Novartis has announced positive data for its NASH candidate tropifexor, building the case for the drug as it races for the coveted first-to-market label for the disease.
The interim results come from a late phase 2b study of tropifexor in patients with biopsy-confirmed advanced fibrotic non-alcoholic steatohepatitis (NASH).
The FLIGHT-FXR study assessed the safety, tolerability and efficacy of the drug in NASH patients.
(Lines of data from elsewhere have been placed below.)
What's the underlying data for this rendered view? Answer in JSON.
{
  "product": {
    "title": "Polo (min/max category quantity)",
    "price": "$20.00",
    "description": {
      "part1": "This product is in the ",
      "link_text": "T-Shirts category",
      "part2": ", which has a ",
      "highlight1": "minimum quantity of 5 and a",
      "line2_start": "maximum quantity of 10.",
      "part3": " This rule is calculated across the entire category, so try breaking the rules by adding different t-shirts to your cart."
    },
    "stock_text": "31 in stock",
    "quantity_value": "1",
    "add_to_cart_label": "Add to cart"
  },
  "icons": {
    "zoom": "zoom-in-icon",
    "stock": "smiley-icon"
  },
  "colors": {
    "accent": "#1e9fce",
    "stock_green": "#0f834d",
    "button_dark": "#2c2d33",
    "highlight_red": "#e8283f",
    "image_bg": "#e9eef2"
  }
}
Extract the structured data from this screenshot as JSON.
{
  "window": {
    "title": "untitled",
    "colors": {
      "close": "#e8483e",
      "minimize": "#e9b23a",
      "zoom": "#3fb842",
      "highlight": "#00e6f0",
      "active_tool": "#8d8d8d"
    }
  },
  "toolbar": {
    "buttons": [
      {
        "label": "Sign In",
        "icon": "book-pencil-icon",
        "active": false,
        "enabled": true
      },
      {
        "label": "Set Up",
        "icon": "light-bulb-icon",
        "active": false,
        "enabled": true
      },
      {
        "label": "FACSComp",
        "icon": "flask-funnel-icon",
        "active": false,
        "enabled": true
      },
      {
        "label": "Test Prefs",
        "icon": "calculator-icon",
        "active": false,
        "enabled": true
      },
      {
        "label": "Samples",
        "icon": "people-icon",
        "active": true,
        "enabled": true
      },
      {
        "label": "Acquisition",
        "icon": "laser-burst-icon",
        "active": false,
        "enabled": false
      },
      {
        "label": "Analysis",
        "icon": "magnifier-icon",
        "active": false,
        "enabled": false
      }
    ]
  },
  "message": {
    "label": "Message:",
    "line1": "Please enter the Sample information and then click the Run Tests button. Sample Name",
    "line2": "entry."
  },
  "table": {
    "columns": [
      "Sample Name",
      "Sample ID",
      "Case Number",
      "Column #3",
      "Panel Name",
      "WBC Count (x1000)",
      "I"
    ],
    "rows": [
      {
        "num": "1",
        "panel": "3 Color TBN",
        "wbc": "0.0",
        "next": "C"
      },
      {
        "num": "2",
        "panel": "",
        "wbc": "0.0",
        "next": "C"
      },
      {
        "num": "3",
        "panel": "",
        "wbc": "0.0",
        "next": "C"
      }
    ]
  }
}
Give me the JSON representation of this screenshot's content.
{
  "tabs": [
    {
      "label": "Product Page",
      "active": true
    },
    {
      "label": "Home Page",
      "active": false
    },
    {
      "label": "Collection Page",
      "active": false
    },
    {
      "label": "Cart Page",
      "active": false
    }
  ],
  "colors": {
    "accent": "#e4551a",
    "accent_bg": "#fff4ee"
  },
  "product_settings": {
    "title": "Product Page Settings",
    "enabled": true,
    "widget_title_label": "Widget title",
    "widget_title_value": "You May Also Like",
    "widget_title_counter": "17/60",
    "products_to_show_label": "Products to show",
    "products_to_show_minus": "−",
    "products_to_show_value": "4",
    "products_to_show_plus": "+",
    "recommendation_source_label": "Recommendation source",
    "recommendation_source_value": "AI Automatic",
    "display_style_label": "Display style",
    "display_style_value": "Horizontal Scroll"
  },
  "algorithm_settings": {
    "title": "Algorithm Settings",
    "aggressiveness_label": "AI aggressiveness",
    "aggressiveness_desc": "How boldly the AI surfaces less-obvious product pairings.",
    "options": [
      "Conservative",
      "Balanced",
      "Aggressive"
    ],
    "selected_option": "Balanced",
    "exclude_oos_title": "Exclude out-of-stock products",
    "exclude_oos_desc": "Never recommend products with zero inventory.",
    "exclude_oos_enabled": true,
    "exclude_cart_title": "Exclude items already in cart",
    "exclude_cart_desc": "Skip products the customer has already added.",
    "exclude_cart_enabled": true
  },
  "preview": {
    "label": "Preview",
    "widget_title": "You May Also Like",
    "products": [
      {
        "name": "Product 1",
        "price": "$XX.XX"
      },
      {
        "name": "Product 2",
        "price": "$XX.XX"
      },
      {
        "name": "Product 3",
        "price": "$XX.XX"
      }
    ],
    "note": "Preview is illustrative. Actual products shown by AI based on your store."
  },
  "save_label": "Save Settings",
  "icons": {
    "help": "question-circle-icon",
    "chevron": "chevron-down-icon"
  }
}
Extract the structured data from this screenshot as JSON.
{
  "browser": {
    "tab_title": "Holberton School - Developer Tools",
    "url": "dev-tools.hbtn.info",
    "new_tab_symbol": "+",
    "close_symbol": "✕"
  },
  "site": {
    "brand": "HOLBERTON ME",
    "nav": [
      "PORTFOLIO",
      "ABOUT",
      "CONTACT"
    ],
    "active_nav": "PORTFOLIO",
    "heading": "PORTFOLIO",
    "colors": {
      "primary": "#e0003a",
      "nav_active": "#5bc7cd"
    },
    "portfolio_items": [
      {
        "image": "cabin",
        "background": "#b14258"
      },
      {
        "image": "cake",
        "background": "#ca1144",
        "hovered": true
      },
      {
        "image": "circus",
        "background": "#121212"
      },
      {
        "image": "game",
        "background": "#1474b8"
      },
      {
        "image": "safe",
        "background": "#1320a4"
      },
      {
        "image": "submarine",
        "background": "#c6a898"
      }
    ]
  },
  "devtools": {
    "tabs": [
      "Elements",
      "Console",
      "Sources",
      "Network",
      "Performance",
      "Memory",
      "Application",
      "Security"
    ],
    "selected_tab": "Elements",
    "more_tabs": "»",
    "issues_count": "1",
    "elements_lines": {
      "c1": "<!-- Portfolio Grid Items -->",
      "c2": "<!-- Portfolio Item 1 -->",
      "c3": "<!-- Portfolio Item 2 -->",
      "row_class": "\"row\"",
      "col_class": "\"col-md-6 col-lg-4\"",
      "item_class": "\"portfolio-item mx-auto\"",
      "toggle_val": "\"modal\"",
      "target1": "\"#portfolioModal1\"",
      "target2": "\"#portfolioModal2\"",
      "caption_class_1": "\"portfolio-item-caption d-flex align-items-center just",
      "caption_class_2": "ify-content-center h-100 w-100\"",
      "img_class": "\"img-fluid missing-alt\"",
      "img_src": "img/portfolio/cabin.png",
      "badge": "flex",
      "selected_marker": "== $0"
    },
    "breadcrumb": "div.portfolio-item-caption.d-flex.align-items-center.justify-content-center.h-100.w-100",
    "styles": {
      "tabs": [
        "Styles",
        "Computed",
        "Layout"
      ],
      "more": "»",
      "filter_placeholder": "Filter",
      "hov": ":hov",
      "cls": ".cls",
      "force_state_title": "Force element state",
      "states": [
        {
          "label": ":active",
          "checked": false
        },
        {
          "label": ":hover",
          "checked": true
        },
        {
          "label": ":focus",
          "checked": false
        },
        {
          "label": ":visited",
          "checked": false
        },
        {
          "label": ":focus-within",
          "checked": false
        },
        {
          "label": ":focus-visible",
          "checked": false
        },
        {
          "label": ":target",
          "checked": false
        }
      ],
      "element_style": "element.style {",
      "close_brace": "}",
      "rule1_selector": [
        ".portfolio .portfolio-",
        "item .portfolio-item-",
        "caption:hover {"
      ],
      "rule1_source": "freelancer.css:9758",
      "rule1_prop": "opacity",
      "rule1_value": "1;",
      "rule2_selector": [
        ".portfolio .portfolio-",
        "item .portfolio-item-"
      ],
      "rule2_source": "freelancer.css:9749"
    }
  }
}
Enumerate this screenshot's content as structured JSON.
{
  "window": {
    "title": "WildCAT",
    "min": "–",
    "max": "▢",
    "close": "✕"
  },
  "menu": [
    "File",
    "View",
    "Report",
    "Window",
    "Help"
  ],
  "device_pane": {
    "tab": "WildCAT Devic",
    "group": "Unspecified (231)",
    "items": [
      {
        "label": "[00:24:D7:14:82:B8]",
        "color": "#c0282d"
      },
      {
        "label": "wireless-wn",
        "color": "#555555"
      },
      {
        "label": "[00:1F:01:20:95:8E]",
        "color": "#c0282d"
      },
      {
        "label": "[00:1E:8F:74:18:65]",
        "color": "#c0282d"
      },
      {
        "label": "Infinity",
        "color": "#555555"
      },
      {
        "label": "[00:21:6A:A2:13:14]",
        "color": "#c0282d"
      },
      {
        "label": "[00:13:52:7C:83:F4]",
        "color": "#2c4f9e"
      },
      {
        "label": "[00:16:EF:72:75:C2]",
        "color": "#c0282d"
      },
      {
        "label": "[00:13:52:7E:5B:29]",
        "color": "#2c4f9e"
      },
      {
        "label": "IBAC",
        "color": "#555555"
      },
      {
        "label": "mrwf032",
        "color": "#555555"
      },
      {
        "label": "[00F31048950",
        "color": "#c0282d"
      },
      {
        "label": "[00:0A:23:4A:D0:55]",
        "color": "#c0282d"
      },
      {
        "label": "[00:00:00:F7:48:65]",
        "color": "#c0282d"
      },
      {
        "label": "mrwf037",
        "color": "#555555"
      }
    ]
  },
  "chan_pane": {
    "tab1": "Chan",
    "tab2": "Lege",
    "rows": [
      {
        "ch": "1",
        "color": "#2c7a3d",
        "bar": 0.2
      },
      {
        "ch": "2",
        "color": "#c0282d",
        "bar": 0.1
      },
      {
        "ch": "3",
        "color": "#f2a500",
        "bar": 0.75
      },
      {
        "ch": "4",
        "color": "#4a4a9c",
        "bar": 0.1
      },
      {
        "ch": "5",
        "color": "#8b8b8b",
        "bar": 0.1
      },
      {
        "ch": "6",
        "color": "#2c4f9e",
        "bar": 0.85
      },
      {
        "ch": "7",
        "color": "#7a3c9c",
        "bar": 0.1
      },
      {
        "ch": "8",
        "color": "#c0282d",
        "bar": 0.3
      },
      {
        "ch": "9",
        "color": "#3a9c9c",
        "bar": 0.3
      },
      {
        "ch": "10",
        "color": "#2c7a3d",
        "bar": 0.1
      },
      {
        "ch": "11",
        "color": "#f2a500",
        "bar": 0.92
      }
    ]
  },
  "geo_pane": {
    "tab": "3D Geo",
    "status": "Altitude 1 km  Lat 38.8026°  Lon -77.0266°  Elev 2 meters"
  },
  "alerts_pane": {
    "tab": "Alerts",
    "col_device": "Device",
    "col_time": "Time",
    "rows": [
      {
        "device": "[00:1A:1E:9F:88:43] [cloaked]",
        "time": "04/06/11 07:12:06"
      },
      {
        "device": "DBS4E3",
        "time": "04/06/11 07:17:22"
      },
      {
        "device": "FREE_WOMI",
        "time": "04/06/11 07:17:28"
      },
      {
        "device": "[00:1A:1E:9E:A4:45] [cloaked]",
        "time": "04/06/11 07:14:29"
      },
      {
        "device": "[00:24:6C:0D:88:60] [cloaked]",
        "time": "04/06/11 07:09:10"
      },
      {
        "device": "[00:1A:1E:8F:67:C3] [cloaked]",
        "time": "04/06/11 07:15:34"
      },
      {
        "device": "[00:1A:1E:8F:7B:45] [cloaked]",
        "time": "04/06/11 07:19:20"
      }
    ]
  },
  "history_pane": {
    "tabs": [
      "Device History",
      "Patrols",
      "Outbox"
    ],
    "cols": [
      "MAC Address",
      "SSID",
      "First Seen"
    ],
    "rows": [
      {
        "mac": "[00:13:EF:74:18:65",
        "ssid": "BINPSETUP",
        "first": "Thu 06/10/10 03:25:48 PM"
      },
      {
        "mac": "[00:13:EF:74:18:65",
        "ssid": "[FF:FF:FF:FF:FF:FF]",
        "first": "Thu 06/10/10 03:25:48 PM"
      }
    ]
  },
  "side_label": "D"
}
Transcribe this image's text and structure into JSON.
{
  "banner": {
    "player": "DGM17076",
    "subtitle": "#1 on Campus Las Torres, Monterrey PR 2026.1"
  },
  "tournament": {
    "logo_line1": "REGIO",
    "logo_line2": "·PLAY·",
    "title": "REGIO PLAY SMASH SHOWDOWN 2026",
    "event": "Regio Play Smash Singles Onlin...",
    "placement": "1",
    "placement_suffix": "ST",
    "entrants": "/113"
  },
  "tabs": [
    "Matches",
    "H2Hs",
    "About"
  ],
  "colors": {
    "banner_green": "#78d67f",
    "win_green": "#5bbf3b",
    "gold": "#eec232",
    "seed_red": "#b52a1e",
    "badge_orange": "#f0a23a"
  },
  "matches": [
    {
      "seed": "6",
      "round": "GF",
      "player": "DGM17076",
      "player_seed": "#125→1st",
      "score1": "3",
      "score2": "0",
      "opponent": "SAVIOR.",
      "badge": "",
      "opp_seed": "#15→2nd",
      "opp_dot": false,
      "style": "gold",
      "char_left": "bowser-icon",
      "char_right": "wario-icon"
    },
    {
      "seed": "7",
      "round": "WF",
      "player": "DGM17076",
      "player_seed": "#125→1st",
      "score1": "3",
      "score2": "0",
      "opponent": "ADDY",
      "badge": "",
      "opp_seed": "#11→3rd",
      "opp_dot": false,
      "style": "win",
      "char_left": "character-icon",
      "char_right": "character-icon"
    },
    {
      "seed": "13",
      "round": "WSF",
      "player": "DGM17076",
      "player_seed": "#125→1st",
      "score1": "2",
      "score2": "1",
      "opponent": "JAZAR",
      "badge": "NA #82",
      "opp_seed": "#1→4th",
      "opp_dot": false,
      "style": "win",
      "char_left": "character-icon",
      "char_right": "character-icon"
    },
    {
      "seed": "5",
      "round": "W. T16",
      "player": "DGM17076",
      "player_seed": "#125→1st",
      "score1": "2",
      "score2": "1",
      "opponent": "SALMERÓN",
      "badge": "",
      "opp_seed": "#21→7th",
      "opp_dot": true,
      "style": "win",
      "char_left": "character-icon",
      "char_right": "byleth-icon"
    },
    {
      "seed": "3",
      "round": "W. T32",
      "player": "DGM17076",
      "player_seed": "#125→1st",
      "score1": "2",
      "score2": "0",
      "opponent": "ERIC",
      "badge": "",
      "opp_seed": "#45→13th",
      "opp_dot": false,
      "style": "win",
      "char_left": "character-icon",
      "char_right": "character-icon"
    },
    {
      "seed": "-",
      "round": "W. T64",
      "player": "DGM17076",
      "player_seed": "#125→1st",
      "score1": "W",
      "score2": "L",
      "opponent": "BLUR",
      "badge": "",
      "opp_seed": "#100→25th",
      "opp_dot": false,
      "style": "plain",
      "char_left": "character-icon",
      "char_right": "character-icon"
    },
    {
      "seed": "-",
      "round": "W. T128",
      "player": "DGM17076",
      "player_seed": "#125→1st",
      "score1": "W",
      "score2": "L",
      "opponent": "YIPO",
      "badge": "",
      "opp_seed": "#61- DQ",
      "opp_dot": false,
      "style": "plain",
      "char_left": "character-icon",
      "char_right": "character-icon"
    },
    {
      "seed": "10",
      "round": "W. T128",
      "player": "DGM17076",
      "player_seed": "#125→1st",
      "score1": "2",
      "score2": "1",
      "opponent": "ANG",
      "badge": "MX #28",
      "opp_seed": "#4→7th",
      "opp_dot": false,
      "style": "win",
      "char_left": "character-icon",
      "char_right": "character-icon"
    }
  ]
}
This condition is a type of non-alcoholic fatty liver disease (NAFLD), which causes an accumulation of fat in the liver which leads to chronic inflammation and fibrosis.
The interim analysis from the study demonstrated that higher doses of tropifexor (140 Mu g and 200 Mu g) resulted in improvements in a number of key biomarkers of NASH.
Among these was hepatic fat fraction, alanine aminotransferase (an enzyme which signals liver damage) and body weight, as well as a favourable safety profile after 12 weeks of sustained treatment.
NASH is commonly associated with obesity, diabetes and high-cholesterol – currently, there are no approved treatments for the condition, and the race to market has seen multiple pharma companies fail in late-stage studies.
This includes Gilead, whose chances of winning the first-to-market race dwindled after one of its key candidates – selonsertib – failed in a crucial phase 3 study earlier this year.
However, the company still has hopes for the drug, with results from a phase 2 trial testing selonsertib in combination with cilofexor and firsocostat due before the end of the year.
“NASH is a complex disease with currently no approved pharmacological treatments,” said Eric Hughes, global development unit head, Immunology, Hepatology and Dermatology.
“We are encouraged by the results tropifexor has shown in monotherapy while we continue to investigate its potential as a backbone therapy in combination treatments for NASH.”
The full, detailed data is due to be presented at The Liver Meeting 2019 taking place in Boston, US this week.
A number of other major pharma companies such as Pfizer, Allergan, Merck & Co and Bristol-Myers Squibb are pursuing treatments in NASH, making the race to market a close one.
The winning player will reap the rewards of an untapped market – NASH affects up to 50 million people in the US alone, and market analysts Research and Markets estimate that the market potential will reach $20.68bn by 2025, when the first treatments start to become approved.